I joined Hyperion because I have experience in developing solar projects in the past. Using that, I’m going to develop projects that already have the PPA. The PPA is the critical piece, because I know from my work in developing and getting PPA’s that it takes a lot of time. You need to get the land lease, the environmental approval, studies, and grid connection. Getting all of those licenses together to get the PPA takes time. But once you’ve got it then you still need to get the finance to build the solar farm.

What Hyperion will address is the financing of PPA projects and building, using my experience, these projects. Then we will either run the projects or sell them on.

ML: As an investor, how would you keep track? Do you have a specific platform for this transparent look into your investment?

NS: It’s going to use the Ethereum platform, using smart contracts to give total transparency through the investor portion of the website to see how the projects are performing, what energy is being produced and what returns you are going to accrue at the end of the period. I think there’ll be dividends every six months, not sure if that’s defined by the financial team yet.

ML: What is problematic for people who want to get involved in renewable energy?

NS: Ordinary people cannot invest in solar power at the moment, the only way a solar project can get funding is by going to the debt or equity markets, and that entails all of the traditional challenges of negotiating with multiple potential partners to decide who is going to team up with you on a potential project. That can take an enormous amount of time, and sometimes it can end in no result.

This is where smart contracts with blockchain can allow a kind of a crowd funding to take place to alleviate all of that negotiation with equity partners, and then we can leverage the fund with debt through our debt partners. Therefore it gives us the ability to go at scale to address the opportunities in the market, whilst all the time giving the token holders total transparency.

I’m there to make sure that the projects are built. Using experience I’ve gained from Shannon Energy where we built projects in the past, I can identify those PPA projects and start the building process as soon as possible.
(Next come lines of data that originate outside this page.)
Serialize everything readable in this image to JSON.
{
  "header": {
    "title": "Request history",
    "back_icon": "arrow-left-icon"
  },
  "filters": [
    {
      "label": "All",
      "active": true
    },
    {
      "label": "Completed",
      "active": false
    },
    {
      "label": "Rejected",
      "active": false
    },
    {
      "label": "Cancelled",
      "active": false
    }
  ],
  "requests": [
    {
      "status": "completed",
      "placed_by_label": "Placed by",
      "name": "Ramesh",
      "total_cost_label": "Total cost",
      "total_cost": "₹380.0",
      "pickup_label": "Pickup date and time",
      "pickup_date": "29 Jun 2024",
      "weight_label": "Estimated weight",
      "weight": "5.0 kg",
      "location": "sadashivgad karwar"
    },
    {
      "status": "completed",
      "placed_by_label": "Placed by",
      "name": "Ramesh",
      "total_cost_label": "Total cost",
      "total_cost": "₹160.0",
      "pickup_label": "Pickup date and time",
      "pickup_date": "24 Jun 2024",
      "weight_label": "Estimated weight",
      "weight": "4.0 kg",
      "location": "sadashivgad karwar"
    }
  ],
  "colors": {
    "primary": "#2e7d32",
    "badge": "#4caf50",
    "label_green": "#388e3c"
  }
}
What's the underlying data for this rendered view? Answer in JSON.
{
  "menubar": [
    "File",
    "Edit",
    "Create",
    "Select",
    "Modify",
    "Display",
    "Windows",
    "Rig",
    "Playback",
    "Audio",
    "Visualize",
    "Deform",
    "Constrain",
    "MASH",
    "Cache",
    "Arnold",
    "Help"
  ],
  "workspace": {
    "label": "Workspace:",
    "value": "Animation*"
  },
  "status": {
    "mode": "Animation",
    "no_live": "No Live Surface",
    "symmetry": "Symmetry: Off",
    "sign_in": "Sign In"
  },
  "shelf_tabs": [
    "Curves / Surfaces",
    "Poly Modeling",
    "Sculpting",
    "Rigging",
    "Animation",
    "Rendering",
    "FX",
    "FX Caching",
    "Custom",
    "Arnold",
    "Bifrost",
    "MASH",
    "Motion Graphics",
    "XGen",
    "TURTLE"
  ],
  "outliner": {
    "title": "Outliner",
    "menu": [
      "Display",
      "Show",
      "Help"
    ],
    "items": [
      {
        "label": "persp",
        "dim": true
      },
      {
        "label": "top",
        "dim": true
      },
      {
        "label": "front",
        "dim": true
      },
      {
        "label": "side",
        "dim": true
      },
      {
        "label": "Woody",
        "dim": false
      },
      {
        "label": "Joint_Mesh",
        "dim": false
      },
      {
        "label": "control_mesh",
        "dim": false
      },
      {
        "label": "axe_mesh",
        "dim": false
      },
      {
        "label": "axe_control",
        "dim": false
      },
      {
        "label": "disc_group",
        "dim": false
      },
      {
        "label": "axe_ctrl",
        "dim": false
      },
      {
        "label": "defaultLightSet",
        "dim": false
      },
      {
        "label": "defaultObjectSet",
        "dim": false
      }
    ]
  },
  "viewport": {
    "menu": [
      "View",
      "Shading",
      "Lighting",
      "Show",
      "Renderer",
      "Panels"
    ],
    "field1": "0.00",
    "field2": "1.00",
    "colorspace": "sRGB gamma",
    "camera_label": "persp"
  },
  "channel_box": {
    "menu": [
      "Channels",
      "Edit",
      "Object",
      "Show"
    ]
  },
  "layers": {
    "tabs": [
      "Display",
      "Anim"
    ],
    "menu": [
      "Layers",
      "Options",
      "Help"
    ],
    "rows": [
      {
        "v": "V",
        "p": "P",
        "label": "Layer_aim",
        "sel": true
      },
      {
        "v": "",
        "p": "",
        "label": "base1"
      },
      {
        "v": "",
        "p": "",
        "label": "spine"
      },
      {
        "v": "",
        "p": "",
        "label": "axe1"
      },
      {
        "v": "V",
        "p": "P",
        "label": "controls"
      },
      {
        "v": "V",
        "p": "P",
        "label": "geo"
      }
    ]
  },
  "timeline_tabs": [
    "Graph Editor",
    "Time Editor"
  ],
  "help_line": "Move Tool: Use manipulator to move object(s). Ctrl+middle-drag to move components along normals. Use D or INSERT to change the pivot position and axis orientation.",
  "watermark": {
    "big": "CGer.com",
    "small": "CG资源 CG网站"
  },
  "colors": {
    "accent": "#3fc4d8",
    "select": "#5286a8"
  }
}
We’ve already identified a number of PPA projects that we could start building the month after next.

ML: You mentioned your experience with Shannon Energy, could you tell me a little bit about your background?

NS: Sure, so Shannon Energy started about five years ago building large projects in South Africa, and subsequently built various smaller projects in Europe, and we’re now building in Iran. Shannon Energy has lots of experience of getting PPAs and building power plants.

We’ve seen the challenges that have come about through this process, and that’s why I’ve joined Hyperion to help them overcome these challenges. We will also be joined on our advisory board by one of our project directors in Shannon, Nathan Schmidt. Hyperion will have a team of solar experts to draw on so it can build rapidly.

ML: You come very much from a renewable background, what do you think the effect of blockchain has been on the energy industry?

NS: I’m new to blockchain, I’m fascinated by how it is beginning to pervade every aspect of what we do, removing middle men and disintermediating, to allow ordinary investors to bypass all those intermediates and invest in asset based projects. That to me is fascinating and I think it’s the first step in a peer-to-peer relationship that an investor can have with an asset. I think solar is just one aspect, I’ve seen other coins through ICO’s, I’ve seen property, I’ve seen wine, art, everything really.

What I think the next stage is, because blockchain permits it, is to allow trading of those coins in the market. Again it’s not something I’m familiar with, but blockchain permits it and I think it’s great.

I think legislation will come to make people more comfortable about investing in this marketplace; although obviously the early movers are probably the ones who get the biggest advantage like in most things. I would welcome more legislation because it makes it better for people who worry if it’s going to be compliant with any future rules.

We’re seeing that at Davos already, there was also an article recently in the Financial Times saying that the banking community cannot ignore cryptocurrencies and ignore ICOs so it’s going to happen. Bring on the legislation and let everybody have access – without paying the intermediates big commissions – to invest in these projects.

ML: In terms of Hyperion’s ICO, how optimistic are you feeling?

NS: Very, I think it’s going to be a huge success. All the indicators from people who know and have done ICOs – and I understand that there have been more than a thousand ICOs done to date – have been positive. I suppose what makes Hyperion different to many previous ICOs is that there is an identifiable asset class underpinning it, which is PPA projects with an identifiable return. That makes the Hyperion ICO a bit different from other ones that you might be worried about.